Он в Александровой недели две, говорит, сидел.
"С тех пор и пьешь?"
"Нет, – говорит и к Шигоне: – С коего дня пьем?"
"Со второго по приезде".
"Вот!"
Спрашиваю:
"А зачем?"
"Остужает, – говорит, – в душе жжение".
И улыбается, а глаза, вижу покалывают – все, значит, соображает, и спрашиваю тогда напрямую, какой гнев у него на тебя.
"На жену?! Ты что?! На мою святую супружницу! На пресветлую! Что говоришь-то! Какой гнев?"
"А пошто же не бываешь? Пошто двери заперли? Пошто людей ее не пускают на твою половину?"

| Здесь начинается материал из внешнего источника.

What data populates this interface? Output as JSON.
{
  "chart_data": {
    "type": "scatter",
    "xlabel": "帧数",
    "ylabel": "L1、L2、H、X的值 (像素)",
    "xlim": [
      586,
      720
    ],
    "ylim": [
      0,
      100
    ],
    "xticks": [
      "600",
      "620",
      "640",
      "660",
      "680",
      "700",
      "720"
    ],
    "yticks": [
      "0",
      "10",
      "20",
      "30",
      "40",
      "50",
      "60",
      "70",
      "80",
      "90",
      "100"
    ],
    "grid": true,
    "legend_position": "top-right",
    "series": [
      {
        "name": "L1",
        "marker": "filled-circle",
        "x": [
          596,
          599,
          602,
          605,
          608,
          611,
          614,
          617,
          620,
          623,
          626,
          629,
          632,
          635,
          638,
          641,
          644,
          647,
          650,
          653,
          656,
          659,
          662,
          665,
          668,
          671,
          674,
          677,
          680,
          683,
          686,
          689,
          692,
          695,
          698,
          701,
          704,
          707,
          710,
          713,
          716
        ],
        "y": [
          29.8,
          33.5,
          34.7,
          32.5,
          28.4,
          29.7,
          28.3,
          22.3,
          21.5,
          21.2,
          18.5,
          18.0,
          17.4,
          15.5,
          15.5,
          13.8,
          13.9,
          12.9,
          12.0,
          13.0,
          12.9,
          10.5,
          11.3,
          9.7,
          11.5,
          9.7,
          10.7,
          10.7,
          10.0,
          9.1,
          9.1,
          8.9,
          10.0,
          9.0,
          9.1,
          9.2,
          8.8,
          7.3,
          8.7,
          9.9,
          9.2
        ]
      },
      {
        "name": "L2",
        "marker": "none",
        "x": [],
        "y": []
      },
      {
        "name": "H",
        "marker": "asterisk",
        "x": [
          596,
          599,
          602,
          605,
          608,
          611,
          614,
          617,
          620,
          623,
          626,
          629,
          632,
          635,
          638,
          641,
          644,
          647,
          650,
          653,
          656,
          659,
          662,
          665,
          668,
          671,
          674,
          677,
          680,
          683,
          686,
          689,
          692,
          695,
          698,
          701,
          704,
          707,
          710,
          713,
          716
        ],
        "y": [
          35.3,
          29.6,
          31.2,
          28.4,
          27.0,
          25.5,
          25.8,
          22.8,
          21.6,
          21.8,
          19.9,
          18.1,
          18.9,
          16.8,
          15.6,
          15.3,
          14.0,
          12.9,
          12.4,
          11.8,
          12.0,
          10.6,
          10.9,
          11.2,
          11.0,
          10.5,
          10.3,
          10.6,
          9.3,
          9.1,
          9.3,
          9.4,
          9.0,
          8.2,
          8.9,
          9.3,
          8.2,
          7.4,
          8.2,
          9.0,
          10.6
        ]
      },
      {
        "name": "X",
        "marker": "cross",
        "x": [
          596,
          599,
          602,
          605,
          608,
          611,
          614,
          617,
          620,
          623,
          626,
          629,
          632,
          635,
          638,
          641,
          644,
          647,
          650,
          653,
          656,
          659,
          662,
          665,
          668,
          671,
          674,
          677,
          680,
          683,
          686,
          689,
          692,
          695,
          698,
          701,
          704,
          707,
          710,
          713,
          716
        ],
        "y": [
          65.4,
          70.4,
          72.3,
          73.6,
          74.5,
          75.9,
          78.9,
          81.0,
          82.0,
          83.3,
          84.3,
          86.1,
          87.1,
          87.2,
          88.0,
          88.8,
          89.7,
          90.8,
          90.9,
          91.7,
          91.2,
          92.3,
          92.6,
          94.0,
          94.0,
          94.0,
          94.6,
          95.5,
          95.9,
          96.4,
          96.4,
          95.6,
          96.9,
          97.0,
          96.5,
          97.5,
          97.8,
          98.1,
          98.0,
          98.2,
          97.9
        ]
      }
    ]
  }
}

"Какие двери?! Каких людей?!"
Разгневался, глаза заполыхали и к Шигоне: отвечай, мол, кто какие такие двери позакрывал и людей ловил. А тот отвечает, что тоже ничего не знает, и крестится, божится, что ничего такого злого не делал, не замышлял, и государь его тут же турнул, велел пойти и распорядиться, чтоб немедля все пооткрывали, а тех, кто так насамоуправничал, разыскал и наказал по всей строгости. Шигона тотчас исчез, а он стал уговаривать меня выпить с ним, хотя знает, что вовсе в рот не беру. Никогда так не уговаривал; и уважь, и сделай милость, и как ты можешь своему государю отказывать в такой просьбе, он-де и озлиться может, я этого, что ли, хочу? Никогда так со мной не говаривал. Ну пьянь пьянью! Быстро, правда, опамятовал, стих, и, когда я спросил еще, неужели ему тебя не жалко, ведь понимает, знает же, как ты переживаешь, как волнуешься за него и чувствуешь, что что-то с ним произошло ужасное, что заболел он, и верно ведь заболел, этим пьянством-то, и он, ты знаешь, вдруг как всхлипнет, на глазах слезы, и забормотал, что да, очень ему тебя жалко, так жалко, что слов нет и стыдно даже показаться тебе на глаза в таком вот виде. Расплакался, по-пьяному конечно, а вместе с тем вроде и не по-пьяному.
А после и говорит:
"Что ж она сама-то, коль так мается, не придет ко мне? Ведь говоришь же, что все чувствует".
В самом деле, пойди сама.
– Прямо сейчас?
– Ну что ты! Пусть проспится. Завтра. Проход-то Шигона открыл, сам меня через него проводил.
* * *
Опашень надела пурпурный муаровый с широким воротником из яркорыжей лисицы и янтарными пуговицами в серебре. И накапка выглядывала по бокам из прорезей ярко-желтая атласная блескучая с малиновыми тугими запястьями, шитыми скатным жемчугом и разноцветными каменьями. А кика была густо-вишневая парчовая с крупными лалами и изумрудами впереди и с поднизью в восемь шнуров с каждой стороны из крупных жемчужин, лежавших концами на лисьем воротнике. Сапоги одела тоже желтые сафьяновые с крупными игривыми рубинами и узором из мелких кораллов. Платок же в руках держала прозрачно-легкого розового шелка. И набелилась, насурьмилась, щеки нарумянила, будто яблочки.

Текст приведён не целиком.